Água: embora exista água suficiente no planeta, o problema é o acesso a ela. Em 2005, a estimativa era de que dois terços da população do mundo vive em zonas onde o acesso à água é um problema.

Energia: segundo o informe da BBC, “a produção de petróleo pode chegar ao seu ponto mais alto, e os abastecimentos começarem a decair a partir de 2010”.

Mudança climática: a cada ano que passa se faz mais evidente o fato de estarmos passando por sérios transtornos climáticos.

Biodiversidade: o explosivo crescimento da população humana, mais o consumo desmedido, está provocando a extinção da biodiversidade. “A lista vermelha da UICN de 2006 mostra uma clara tendência: o aumento da perda de biodiversidade, não sua diminuição”, disse Achim Steiner, Diretor Geral da União Mundial para a Natureza.

Contaminação: o informe da BBC disse: “os recém-nascidos mostram indícios de substâncias químicas perigosas nos seus corpos, e se estima que 1 em cada 4 pessoas em todo o mundo está exposta a concentrações insalubres de contaminadores”.

Fora da lista, o informe menciona outro problema de tremendas proporcões: o crescimento da população. Quando iniciou o século XX, a cifra que se vislumbrava no futuro, com excesso, era 2 bilhões de habitantes; finalmente, em 1950, se chegou a 2,5 bilhões; e nos 40 anos seguintes duplicou, chegando em 1990 a 5 bilhões, para terminar o século em 6 bilhões.

Esse crescimento explosivo gera sobre todos os sistemas uma pressão tremenda, e é um fato que já ocorreu.
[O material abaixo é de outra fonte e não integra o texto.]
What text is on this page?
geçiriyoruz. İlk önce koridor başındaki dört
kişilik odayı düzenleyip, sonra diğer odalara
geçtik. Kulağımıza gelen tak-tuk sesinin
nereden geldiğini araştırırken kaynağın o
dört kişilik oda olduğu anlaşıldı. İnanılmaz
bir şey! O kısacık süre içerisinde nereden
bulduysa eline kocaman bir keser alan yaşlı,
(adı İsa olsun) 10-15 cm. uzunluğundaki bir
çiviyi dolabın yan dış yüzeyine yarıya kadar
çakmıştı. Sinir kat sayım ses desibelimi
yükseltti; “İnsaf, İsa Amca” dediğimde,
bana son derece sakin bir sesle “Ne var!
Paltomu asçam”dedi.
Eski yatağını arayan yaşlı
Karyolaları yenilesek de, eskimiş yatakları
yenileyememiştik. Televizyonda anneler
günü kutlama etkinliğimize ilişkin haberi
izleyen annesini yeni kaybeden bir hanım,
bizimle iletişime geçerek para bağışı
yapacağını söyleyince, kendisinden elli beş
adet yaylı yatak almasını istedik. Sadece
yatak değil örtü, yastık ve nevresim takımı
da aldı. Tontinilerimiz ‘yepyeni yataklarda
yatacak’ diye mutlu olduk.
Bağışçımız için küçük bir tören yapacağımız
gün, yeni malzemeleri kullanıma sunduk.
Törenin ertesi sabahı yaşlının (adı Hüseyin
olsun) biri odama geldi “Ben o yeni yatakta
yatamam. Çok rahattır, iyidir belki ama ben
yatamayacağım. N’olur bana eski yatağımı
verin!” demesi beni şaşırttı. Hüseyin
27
A crescente população, que se espera chegue a cerca de 9 bilhões em meados deste século, significa uma pressão cada vez maior sobre o meio ambiente por pessoas que buscam sua sobrevivência.
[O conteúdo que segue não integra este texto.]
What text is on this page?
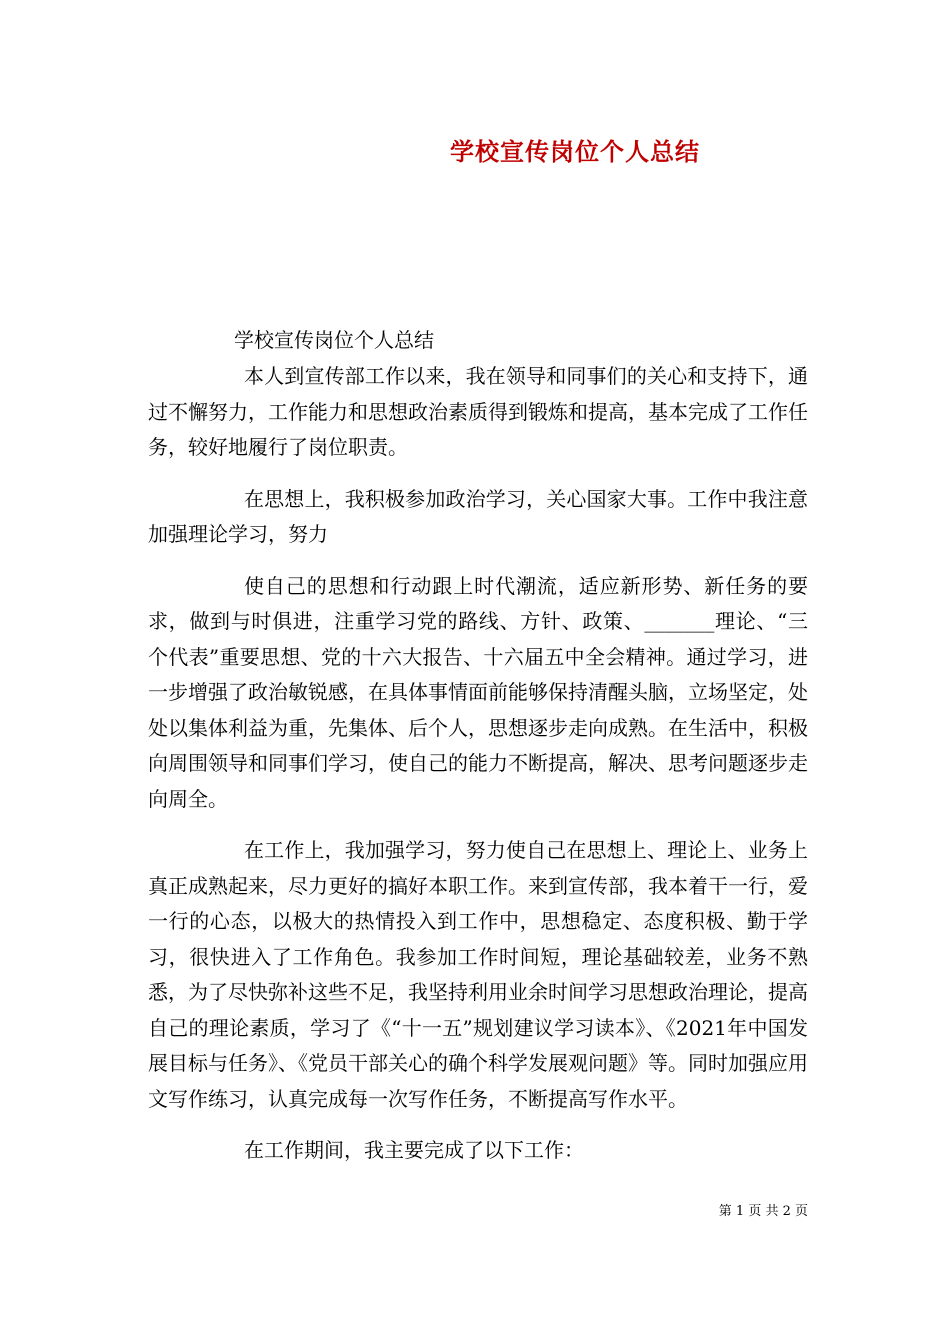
学校宣传岗位个人总结
学校宣传岗位个人总结

本人到宣传部工作以来，我在领导和同事们的关心和支持下，通过不懈努力，工作能力和思想政治素质得到锻炼和提高，基本完成了工作任务，较好地履行了岗位职责。

在思想上，我积极参加政治学习，关心国家大事。工作中我注意加强理论学习，努力

使自己的思想和行动跟上时代潮流，适应新形势、新任务的要求，做到与时俱进，注重学习党的路线、方针、政策、_______理论、“三个代表”重要思想、党的十六大报告、十六届五中全会精神。通过学习，进一步增强了政治敏锐感，在具体事情面前能够保持清醒头脑，立场坚定，处处以集体利益为重，先集体、后个人，思想逐步走向成熟。在生活中，积极向周围领导和同事们学习，使自己的能力不断提高，解决、思考问题逐步走向周全。

在工作上，我加强学习，努力使自己在思想上、理论上、业务上真正成熟起来，尽力更好的搞好本职工作。来到宣传部，我本着干一行，爱一行的心态，以极大的热情投入到工作中，思想稳定、态度积极、勤于学习，很快进入了工作角色。我参加工作时间短，理论基础较差，业务不熟悉，为了尽快弥补这些不足，我坚持利用业余时间学习思想政治理论，提高自己的理论素质，学习了《“十一五”规划建议学习读本》、《2021年中国发展目标与任务》、《党员干部关心的确个科学发展观问题》等。同时加强应用文写作练习，认真完成每一次写作任务，不断提高写作水平。

在工作期间，我主要完成了以下工作：

第 1 页 共 2 页
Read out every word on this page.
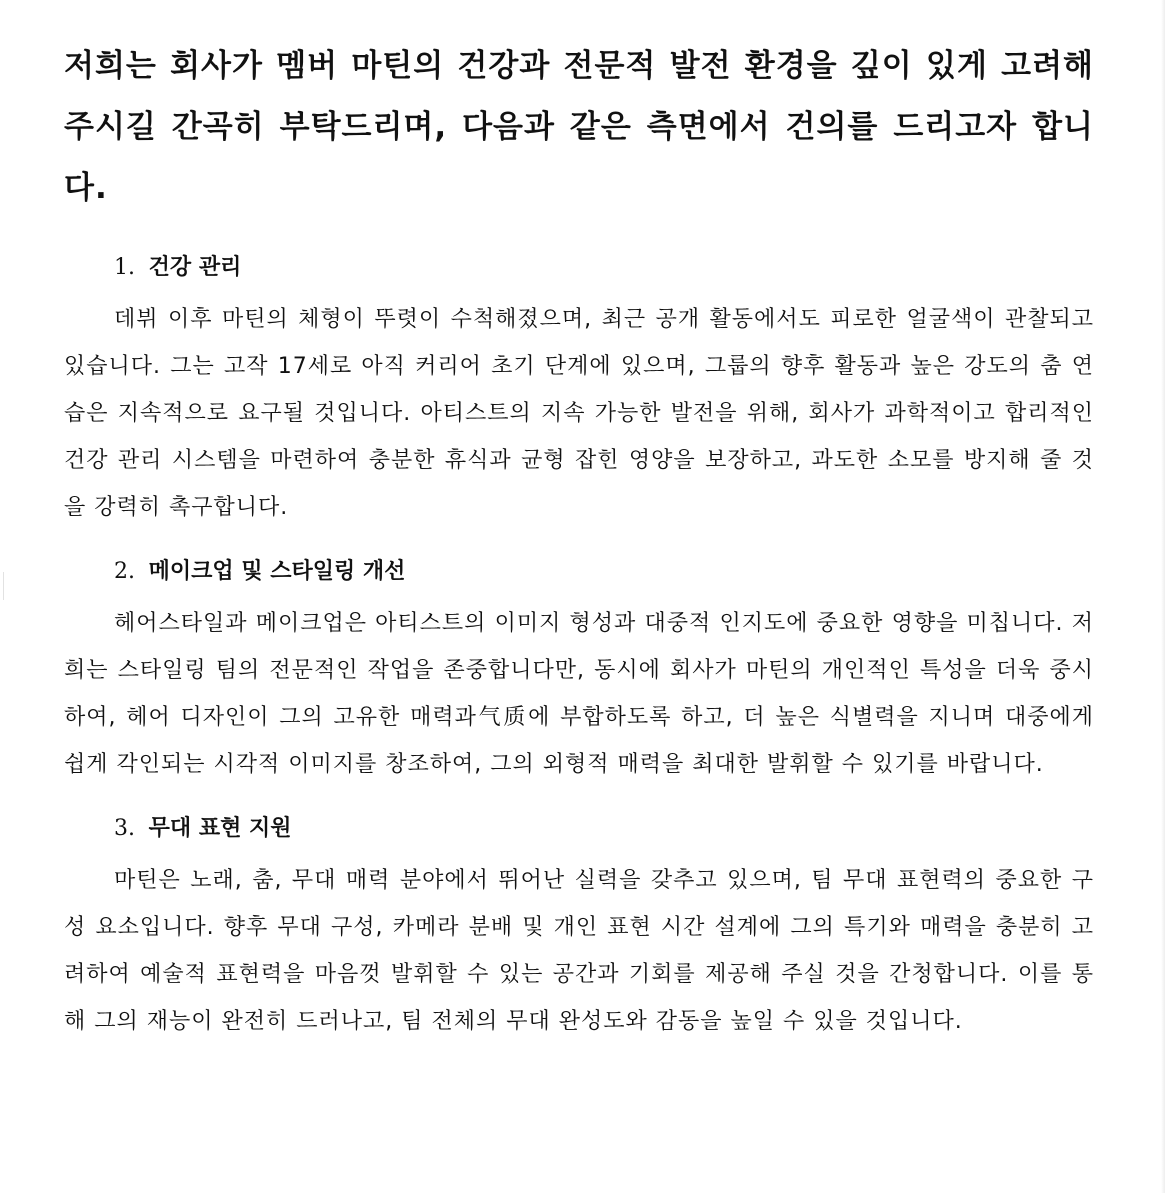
저희는 회사가 멤버 마틴의 건강과 전문적 발전 환경을 깊이 있게 고려해 주시길 간곡히 부탁드리며, 다음과 같은 측면에서 건의를 드리고자 합니다.

1. 건강 관리

데뷔 이후 마틴의 체형이 뚜렷이 수척해졌으며, 최근 공개 활동에서도 피로한 얼굴색이 관찰되고 있습니다. 그는 고작 17세로 아직 커리어 초기 단계에 있으며, 그룹의 향후 활동과 높은 강도의 춤 연습은 지속적으로 요구될 것입니다. 아티스트의 지속 가능한 발전을 위해, 회사가 과학적이고 합리적인 건강 관리 시스템을 마련하여 충분한 휴식과 균형 잡힌 영양을 보장하고, 과도한 소모를 방지해 줄 것을 강력히 촉구합니다.

2. 메이크업 및 스타일링 개선

헤어스타일과 메이크업은 아티스트의 이미지 형성과 대중적 인지도에 중요한 영향을 미칩니다. 저희는 스타일링 팀의 전문적인 작업을 존중합니다만, 동시에 회사가 마틴의 개인적인 특성을 더욱 중시하여, 헤어 디자인이 그의 고유한 매력과气质에 부합하도록 하고, 더 높은 식별력을 지니며 대중에게 쉽게 각인되는 시각적 이미지를 창조하여, 그의 외형적 매력을 최대한 발휘할 수 있기를 바랍니다.

3. 무대 표현 지원

마틴은 노래, 춤, 무대 매력 분야에서 뛰어난 실력을 갖추고 있으며, 팀 무대 표현력의 중요한 구성 요소입니다. 향후 무대 구성, 카메라 분배 및 개인 표현 시간 설계에 그의 특기와 매력을 충분히 고려하여 예술적 표현력을 마음껏 발휘할 수 있는 공간과 기회를 제공해 주실 것을 간청합니다. 이를 통해 그의 재능이 완전히 드러나고, 팀 전체의 무대 완성도와 감동을 높일 수 있을 것입니다.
Além dos problemas já mencionados, encontramos outros não menores no âmbito social, como a ingovernabilidade, as pestes, os focos de guerras que se multiplicam dia a dia, dentre outros.

Embora os noticiários dediquem seu tempo principalmente aos acidentes e às anedotas, os problemas mais agudos do momento atual são profundos e estruturais. Podemos distinguir um denominador comum: em todos eles está presente o ser humano. Portanto, a raiz desses problemas está nas pessoas e sociedades humanas, e é aí então que devemos buscar a solução, do contrário, estaremos nos centrando nos efeitos e não nas causas.

O desenvolvimento humano

Os mercados, como lugares de intercâmbio social e de mercadorias, existiram desde sempre nas cidades, como parte delas; mas, hoje na alienação materialista, chegamos a considerar que os países são um grande mercado.

O ser humano sempre construiu artefatos úteis para a vida material como vestimenta, utensílios, ferramentas, armas, móveis, e muitas outras utilidades para melhorar a vida material, mas a vida humana vai muito além da simples sobrevivência. Hoje se consideram como mais importantes as atividades de produzir e consumir. A título de exemplo, os anciãos como já não formam parte do maquinário produtivo e consomem cada vez menos, começam a ser relegados paulatinamente, e com isso toda a sociedade perde a experiência acumulada e se faz cada vez mais desumana.

Essa preocupação obsessiva e alienada com a produção e o consumo levou a relegar aqueles aspectos que fazem do ser humano verdadeiramente humano e não simplesmente um animal.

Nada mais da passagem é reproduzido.